Poszczególne dni treningowe dalej podobne do wcześniejszych dokonań. 4 biegi – 2 w Oleśnicy, 2 w Górach Sowich.
Jak nic złego nie stanie się z formą, pogodą itp. to w marcu chyba już wystartuję z dłuższym weekendowym bieganiem.
Data: 20/02/2018
Dystans: 8,98 km
Czas: 00:55:35
Średnie tempo: 6:11 min/km
Średnie tętno: –
Maksymalne tętno: –
Sprzęt: Suunto Ambit. Buty – EB Brutting Diamond Star
Pierwszy dzień po weekendzie (biegowo) to coś słaba mobilizacja u mnie. Albo nogi jeszcze nie takie jak trzeba albo chęci nijakie. Szukam sobie wymówek by tu i tam skrócić i wychodzi poniżej 10 km.

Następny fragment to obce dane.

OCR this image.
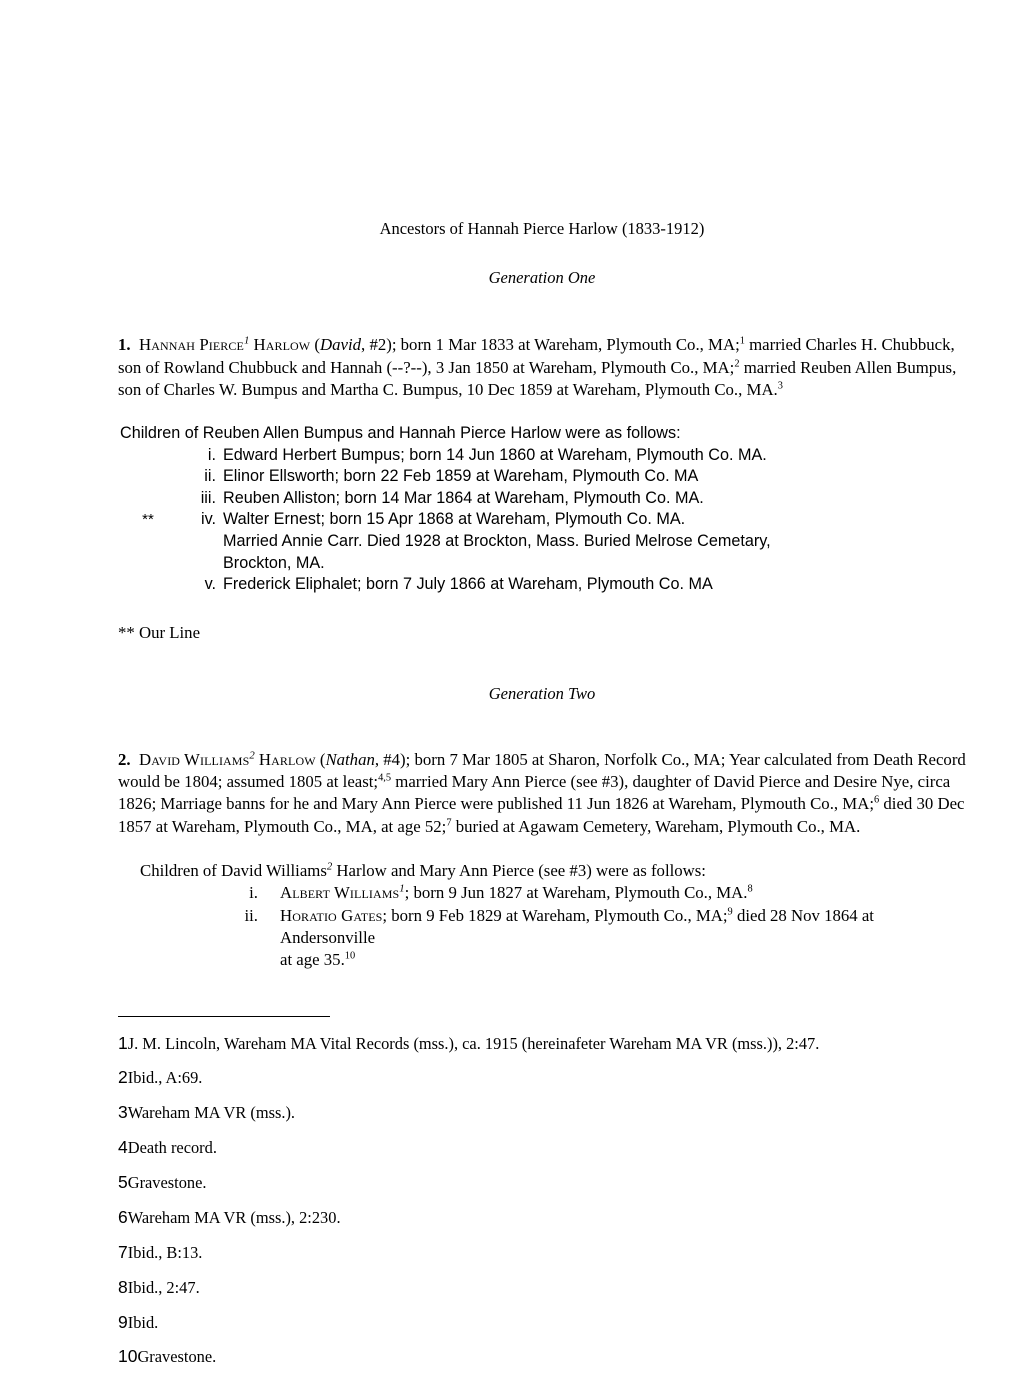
Ancestors of Hannah Pierce Harlow (1833-1912)
Generation One

1. Hannah Pierce$^1$ Harlow (David, #2); born 1 Mar 1833 at Wareham, Plymouth Co., MA;$^1$ married Charles H. Chubbuck, son of Rowland Chubbuck and Hannah (--?--), 3 Jan 1850 at Wareham, Plymouth Co., MA;$^2$ married Reuben Allen Bumpus, son of Charles W. Bumpus and Martha C. Bumpus, 10 Dec 1859 at Wareham, Plymouth Co., MA.$^3$

Children of Reuben Allen Bumpus and Hannah Pierce Harlow were as follows:

i. Edward Herbert Bumpus; born 14 Jun 1860 at Wareham, Plymouth Co. MA.
ii. Elinor Ellsworth; born 22 Feb 1859 at Wareham, Plymouth Co. MA
iii. Reuben Alliston; born 14 Mar 1864 at Wareham, Plymouth Co. MA.
**	iv. Walter Ernest; born 15 Apr 1868 at Wareham, Plymouth Co. MA.
Married Annie Carr. Died 1928 at Brockton, Mass. Buried Melrose Cemetary,
Brockton, MA.
v. Frederick Eliphalet; born 7 July 1866 at Wareham, Plymouth Co. MA

** Our Line

Generation Two

2. David Williams$^2$ Harlow (Nathan, #4); born 7 Mar 1805 at Sharon, Norfolk Co., MA; Year calculated from Death Record would be 1804; assumed 1805 at least;$^{4,5}$ married Mary Ann Pierce (see #3), daughter of David Pierce and Desire Nye, circa 1826; Marriage banns for he and Mary Ann Pierce were published 11 Jun 1826 at Wareham, Plymouth Co., MA;$^6$ died 30 Dec 1857 at Wareham, Plymouth Co., MA, at age 52;$^7$ buried at Agawam Cemetery, Wareham, Plymouth Co., MA.

Children of David Williams$^2$ Harlow and Mary Ann Pierce (see #3) were as follows:

i.	Albert Williams$^1$; born 9 Jun 1827 at Wareham, Plymouth Co., MA.$^8$
ii.	Horatio Gates; born 9 Feb 1829 at Wareham, Plymouth Co., MA;$^9$ died 28 Nov 1864 at Andersonville
at age 35.10

1J. M. Lincoln, Wareham MA Vital Records (mss.), ca. 1915 (hereinafeter Wareham MA VR (mss.)), 2:47.

2Ibid., A:69.

3Wareham MA VR (mss.).

4Death record.

5Gravestone.

6Wareham MA VR (mss.), 2:230.

7Ibid., B:13.

8Ibid., 2:47.

9Ibid.

10Gravestone.
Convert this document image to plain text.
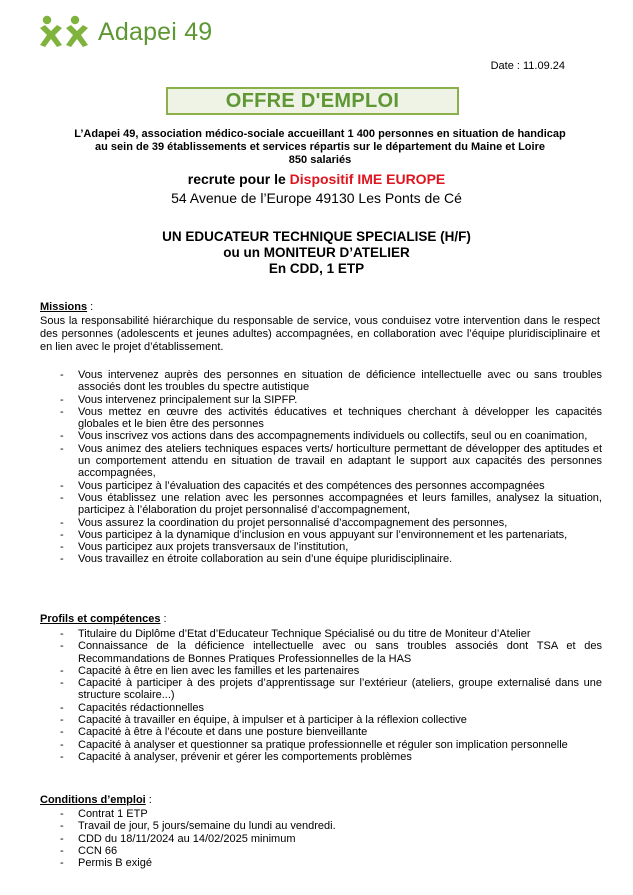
Adapei 49
Date : 11.09.24
OFFRE D'EMPLOI
L’Adapei 49, association médico-sociale accueillant 1 400 personnes en situation de handicap
au sein de 39 établissements et services répartis sur le département du Maine et Loire
850 salariés
recrute pour le Dispositif IME EUROPE
54 Avenue de l’Europe 49130 Les Ponts de Cé
UN EDUCATEUR TECHNIQUE SPECIALISE (H/F)
ou un MONITEUR D’ATELIER
En CDD, 1 ETP
Missions :
Sous la responsabilité hiérarchique du responsable de service, vous conduisez votre intervention dans le respect des personnes (adolescents et jeunes adultes) accompagnées, en collaboration avec l’équipe pluridisciplinaire et en lien avec le projet d’établissement.
- Vous intervenez auprès des personnes en situation de déficience intellectuelle avec ou sans troubles associés dont les troubles du spectre autistique
- Vous intervenez principalement sur la SIPFP.
- Vous mettez en œuvre des activités éducatives et techniques cherchant à développer les capacités globales et le bien être des personnes
- Vous inscrivez vos actions dans des accompagnements individuels ou collectifs, seul ou en coanimation,
- Vous animez des ateliers techniques espaces verts/ horticulture permettant de développer des aptitudes et un comportement attendu en situation de travail en adaptant le support aux capacités des personnes accompagnées,
- Vous participez à l’évaluation des capacités et des compétences des personnes accompagnées
- Vous établissez une relation avec les personnes accompagnées et leurs familles, analysez la situation, participez à l’élaboration du projet personnalisé d’accompagnement,
- Vous assurez la coordination du projet personnalisé d’accompagnement des personnes,
- Vous participez à la dynamique d’inclusion en vous appuyant sur l’environnement et les partenariats,
- Vous participez aux projets transversaux de l’institution,
- Vous travaillez en étroite collaboration au sein d’une équipe pluridisciplinaire.
Profils et compétences :
- Titulaire du Diplôme d’Etat d’Educateur Technique Spécialisé ou du titre de Moniteur d’Atelier
- Connaissance de la déficience intellectuelle avec ou sans troubles associés dont TSA et des Recommandations de Bonnes Pratiques Professionnelles de la HAS
- Capacité à être en lien avec les familles et les partenaires
- Capacité à participer à des projets d’apprentissage sur l’extérieur (ateliers, groupe externalisé dans une structure scolaire...)
- Capacités rédactionnelles
- Capacité à travailler en équipe, à impulser et à participer à la réflexion collective
- Capacité à être à l’écoute et dans une posture bienveillante
- Capacité à analyser et questionner sa pratique professionnelle et réguler son implication personnelle
- Capacité à analyser, prévenir et gérer les comportements problèmes
Conditions d’emploi :
- Contrat 1 ETP
- Travail de jour, 5 jours/semaine du lundi au vendredi.
- CDD du 18/11/2024 au 14/02/2025 minimum
- CCN 66
- Permis B exigé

No nic, dopóki później nadrabiam to ok.
Data: 22/02/2018
Dystans: 11,19 km
Czas: 01:08:42
Średnie tempo: 6:08 min/km
Średnie tętno: –
Maksymalne tętno: –
Sprzęt: Suunto Ambit. Buty – EB Brutting Diamond Star
Dalej bieganie w Oleśnicy. Tym razem lenistwo udało się zwalczyć i 2 pełne kółka wpadły. Bardzo dobrze.
Data: 24/02/2018
Dystans: 15,02 km
Czas: 01:35:43
Średnie tempo: 6:22 min/km
Średnie tętno: –
Maksymalne tętno: –
Sprzęt: A-Rival SpoQ SQ100. Buty – Kalenji Kapteren Crossover Fw13
Mrozy przyszły. W Górach Sowich dodatkowo sypnęło śniegiem więc drogi mniejsze i większe białe. Z tego powodu wskoczyłem w trailowe buciki i ruszyłem w lasy. Kilometrów wyszło mi trochę mniej niż w ostatni weekend ale trasa za to zacna. Sporo pod górkę, podłoże wymagające (śnieg, ślisko, krzywo). Nie chciałem się wyrąbać więc wielkich szybkości nie było. Ot całość spokojnie i ostrożnie. Zadowolony jestem z tej wycieczki.
Data: 25/02/2018
Dystans: 12,24 km
Czas: 01:14:49
Średnie tempo: 6:07 min/km
Średnie tętno: –
Maksymalne tętno: –
Sprzęt: A-Rival SpoQ SQ100. Buty – Dunlop
Niedziela podobnie jak sobota mocno mroźna. Szczęśliwie ustał wiatr i pokazało się słońce. Zimno było ale przyjemnie – mało w tym sezonie słonecznych, zimowych dni więc warunki należało docenić 🙂
Ponieważ przed południem dokonaliśmy spory rodzinny spacerek to na biegi wybrałem coś lżejszego. Prostsza, asfaltowa trasa Ludwikowice-Sokolec-Ludwikowice.